In my experience Gemini 3.0 pro is noticeably better than chatgpt 5.2 for non-coding tasks. The latter gives me blatantly wrong information all the time, the former very rarely.

  • I agree and it has been my almost exclusive go to ever since Gemini 3 Pro came out in November.

    In my opinion Google isn't as far behind in coding as comments here would suggest. With Fast, it might already have edited 5 files before Claude Sonnet finished processing your prompt.

    There is a lot of potential here, and with Antigravity as well as Gemini CLI - I did not test that one - they are working on capitalizing on it.

  • Strange that you say that because the general consensus (and my experience) seems to be the opposite, as well as the AA-Omniscience Hallucination Rate Benchmark which puts 3.0 Pro among the higher hallucinating models. 3.1 seems to be a noticeable improvement though.

    • Google actually has the BEST ratings in the AA-Omniscience Index: AA-Omniscience Index (higher is better) measures knowledge reliability and hallucination. It rewards correct answers, penalizes hallucinations, and has no penalty for refusing to answer.

      Gemini 3.1 is the top spot, followed by 3.0 and then opus 4.6 max

    • I can only speak to my own experience, but for the past couple of months I've been duplicating prompts across both for high value tasks, and that has been my consistent finding.

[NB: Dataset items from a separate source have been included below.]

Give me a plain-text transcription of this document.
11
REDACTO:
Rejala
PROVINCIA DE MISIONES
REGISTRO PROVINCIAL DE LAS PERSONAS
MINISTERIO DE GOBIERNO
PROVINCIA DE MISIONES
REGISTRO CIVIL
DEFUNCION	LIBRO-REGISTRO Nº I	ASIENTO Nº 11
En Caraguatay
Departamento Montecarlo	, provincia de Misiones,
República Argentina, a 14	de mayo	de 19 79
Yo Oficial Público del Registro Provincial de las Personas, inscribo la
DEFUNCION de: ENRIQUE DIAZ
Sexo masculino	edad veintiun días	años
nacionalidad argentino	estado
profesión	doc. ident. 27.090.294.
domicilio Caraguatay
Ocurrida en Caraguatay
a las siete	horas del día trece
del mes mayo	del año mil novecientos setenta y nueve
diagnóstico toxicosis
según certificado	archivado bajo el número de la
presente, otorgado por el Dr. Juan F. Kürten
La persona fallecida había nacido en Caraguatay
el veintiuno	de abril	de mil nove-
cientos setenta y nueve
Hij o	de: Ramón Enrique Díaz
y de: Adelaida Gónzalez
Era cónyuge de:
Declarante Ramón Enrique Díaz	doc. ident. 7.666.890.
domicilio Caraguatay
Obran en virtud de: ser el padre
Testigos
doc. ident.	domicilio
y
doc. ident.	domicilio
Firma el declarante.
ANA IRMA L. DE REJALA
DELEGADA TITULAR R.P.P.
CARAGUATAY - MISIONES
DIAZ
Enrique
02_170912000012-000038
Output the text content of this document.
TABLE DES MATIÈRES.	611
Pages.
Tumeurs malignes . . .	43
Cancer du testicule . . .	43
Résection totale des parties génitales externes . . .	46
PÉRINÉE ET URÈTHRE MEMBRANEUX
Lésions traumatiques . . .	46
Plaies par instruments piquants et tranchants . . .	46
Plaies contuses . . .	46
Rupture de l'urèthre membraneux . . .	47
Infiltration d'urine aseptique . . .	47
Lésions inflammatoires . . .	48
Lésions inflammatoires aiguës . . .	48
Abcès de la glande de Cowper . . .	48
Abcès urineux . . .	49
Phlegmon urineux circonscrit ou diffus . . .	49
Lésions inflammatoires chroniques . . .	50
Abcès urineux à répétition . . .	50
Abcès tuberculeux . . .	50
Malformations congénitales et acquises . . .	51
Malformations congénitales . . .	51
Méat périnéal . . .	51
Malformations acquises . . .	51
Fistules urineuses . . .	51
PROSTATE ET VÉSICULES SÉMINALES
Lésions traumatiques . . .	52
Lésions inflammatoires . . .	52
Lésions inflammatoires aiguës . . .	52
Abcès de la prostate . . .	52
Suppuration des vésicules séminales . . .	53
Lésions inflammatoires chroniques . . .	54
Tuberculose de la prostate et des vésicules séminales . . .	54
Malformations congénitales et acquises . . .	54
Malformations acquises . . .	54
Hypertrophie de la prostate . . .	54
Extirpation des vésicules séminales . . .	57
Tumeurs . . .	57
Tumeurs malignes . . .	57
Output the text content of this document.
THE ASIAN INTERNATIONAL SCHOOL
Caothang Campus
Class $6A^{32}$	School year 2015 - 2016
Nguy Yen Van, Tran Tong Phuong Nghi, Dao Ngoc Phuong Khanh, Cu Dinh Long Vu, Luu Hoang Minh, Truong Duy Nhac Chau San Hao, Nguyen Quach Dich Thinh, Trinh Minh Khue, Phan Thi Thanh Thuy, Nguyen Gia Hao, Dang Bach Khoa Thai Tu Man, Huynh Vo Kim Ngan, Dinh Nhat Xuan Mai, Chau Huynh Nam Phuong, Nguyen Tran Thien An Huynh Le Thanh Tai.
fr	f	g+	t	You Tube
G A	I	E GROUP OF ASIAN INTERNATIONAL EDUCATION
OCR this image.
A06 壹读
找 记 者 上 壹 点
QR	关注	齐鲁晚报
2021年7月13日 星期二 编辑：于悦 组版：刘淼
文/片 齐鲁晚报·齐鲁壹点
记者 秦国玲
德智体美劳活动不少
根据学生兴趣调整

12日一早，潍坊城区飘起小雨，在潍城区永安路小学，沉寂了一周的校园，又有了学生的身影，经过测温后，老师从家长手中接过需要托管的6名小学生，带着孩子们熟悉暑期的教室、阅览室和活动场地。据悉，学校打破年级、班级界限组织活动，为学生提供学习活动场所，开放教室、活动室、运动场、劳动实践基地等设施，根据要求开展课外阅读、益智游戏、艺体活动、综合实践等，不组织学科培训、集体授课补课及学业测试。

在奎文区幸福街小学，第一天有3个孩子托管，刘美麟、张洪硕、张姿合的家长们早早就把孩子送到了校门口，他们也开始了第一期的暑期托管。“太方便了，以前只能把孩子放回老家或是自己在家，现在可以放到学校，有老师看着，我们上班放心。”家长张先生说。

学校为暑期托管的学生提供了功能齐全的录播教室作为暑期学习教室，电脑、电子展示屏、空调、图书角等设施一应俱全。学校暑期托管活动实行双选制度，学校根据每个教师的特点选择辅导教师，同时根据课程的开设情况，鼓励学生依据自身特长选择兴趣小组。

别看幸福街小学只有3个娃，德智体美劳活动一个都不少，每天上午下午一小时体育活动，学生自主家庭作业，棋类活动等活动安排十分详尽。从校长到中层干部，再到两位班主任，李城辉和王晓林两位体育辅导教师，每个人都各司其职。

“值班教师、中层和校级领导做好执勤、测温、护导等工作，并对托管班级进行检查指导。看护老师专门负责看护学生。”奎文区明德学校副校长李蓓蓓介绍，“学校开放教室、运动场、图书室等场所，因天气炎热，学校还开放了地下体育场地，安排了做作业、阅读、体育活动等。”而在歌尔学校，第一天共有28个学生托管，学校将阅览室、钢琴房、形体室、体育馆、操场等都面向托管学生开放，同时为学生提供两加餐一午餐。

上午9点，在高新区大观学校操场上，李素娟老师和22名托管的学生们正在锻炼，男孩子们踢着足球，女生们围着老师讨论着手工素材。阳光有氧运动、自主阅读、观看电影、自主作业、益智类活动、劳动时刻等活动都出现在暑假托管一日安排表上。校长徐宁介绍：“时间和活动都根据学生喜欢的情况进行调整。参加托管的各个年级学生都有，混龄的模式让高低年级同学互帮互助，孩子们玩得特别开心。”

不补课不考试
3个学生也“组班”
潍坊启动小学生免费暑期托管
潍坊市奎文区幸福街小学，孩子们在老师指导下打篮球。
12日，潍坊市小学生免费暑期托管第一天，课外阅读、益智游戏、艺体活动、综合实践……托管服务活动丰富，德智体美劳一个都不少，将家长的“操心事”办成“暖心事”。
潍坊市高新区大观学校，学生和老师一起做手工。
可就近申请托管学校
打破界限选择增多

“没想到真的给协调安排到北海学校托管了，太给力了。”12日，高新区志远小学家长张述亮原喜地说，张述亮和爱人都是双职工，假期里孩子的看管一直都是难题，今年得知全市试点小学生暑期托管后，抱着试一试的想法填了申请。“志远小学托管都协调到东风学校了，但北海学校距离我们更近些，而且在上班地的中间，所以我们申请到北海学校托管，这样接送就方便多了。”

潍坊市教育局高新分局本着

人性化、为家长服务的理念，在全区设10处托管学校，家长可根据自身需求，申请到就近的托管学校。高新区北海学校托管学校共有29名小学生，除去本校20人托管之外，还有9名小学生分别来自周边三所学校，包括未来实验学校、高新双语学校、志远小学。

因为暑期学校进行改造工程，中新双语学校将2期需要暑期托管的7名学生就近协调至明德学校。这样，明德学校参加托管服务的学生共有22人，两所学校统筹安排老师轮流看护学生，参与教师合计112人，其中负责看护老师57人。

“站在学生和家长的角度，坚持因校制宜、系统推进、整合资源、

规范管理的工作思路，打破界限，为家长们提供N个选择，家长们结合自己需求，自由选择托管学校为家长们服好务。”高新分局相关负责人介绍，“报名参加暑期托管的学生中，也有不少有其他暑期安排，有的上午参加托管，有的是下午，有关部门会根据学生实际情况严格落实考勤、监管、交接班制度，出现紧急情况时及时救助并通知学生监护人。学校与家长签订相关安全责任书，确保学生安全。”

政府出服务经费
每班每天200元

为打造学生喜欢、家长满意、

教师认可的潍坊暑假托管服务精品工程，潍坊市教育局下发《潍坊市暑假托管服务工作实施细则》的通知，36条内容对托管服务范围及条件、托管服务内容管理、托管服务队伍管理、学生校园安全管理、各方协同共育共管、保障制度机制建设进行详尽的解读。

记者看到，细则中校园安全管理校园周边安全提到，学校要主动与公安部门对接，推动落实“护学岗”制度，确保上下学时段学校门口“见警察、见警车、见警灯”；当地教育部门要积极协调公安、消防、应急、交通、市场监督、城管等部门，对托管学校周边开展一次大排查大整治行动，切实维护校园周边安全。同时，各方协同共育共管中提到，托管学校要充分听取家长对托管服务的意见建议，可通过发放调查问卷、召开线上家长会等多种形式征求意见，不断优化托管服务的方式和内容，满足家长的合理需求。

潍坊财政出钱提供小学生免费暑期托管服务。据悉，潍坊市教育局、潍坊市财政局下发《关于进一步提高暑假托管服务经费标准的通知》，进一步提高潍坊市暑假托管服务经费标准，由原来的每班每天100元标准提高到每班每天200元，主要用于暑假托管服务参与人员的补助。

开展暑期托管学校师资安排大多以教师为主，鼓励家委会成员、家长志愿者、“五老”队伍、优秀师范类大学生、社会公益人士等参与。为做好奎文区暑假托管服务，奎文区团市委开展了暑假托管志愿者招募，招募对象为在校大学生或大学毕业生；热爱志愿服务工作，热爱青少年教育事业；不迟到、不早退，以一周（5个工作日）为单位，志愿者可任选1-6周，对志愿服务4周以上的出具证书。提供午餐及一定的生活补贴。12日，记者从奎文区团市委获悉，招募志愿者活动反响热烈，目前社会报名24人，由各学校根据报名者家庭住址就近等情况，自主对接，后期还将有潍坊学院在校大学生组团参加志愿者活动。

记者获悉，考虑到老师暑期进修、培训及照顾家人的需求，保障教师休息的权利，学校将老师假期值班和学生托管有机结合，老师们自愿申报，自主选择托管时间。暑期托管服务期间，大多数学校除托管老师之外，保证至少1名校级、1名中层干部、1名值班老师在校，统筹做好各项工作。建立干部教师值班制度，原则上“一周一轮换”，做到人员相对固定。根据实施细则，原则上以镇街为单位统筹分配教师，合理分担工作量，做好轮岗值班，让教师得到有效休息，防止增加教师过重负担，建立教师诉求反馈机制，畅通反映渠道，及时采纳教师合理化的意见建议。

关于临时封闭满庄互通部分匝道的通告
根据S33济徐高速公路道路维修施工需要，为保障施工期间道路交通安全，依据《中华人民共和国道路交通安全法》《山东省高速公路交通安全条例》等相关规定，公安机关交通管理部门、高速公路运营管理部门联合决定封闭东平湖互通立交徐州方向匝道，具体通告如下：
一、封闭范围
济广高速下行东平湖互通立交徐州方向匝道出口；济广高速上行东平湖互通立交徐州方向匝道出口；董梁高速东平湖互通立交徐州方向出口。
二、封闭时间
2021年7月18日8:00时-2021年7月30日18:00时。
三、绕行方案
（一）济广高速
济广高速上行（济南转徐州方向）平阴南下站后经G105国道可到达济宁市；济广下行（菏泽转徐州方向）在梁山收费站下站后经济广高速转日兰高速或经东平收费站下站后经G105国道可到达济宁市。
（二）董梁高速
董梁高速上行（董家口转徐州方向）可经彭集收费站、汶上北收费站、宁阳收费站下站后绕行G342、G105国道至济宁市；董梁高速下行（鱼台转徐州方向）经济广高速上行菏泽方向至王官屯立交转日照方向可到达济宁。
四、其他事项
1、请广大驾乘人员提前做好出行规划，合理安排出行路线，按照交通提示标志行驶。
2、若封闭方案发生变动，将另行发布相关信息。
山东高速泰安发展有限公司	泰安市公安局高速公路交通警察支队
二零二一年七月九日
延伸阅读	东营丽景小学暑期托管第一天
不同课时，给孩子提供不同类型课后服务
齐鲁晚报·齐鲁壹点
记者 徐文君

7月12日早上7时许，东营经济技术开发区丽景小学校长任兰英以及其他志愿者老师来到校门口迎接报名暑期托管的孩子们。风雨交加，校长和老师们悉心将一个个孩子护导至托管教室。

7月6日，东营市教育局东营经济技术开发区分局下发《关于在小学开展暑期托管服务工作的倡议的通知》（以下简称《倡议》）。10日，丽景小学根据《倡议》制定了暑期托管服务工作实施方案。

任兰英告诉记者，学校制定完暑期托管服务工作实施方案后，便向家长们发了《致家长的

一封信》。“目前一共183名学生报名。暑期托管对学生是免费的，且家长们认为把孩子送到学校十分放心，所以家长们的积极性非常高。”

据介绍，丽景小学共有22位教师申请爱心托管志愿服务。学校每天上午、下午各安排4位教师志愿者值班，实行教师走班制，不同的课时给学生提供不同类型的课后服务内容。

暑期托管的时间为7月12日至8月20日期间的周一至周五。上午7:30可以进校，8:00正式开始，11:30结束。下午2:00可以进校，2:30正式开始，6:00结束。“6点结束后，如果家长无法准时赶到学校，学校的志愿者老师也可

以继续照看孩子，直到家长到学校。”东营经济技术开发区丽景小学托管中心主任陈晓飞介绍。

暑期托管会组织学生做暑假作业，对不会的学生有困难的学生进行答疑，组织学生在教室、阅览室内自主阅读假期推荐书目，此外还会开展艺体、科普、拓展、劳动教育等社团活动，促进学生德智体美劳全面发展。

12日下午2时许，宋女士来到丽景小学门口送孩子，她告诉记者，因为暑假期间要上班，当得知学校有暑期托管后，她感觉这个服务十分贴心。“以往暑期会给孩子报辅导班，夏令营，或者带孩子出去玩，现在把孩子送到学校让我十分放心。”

  • Google is good for answering questions but its writing is lacking. I’ve had to deal with Gemini slop and it’s worse than ChatGPT

Google is scoring one own goal after another by making people working with their own data wonder how much of that data is sent off to be used to train their AI on. Without proof to the contrary I'm going to go with 'everything'.

They should have made all of this opt-in instead of force-feeding it to their audience, which they wrongly believe to be captive.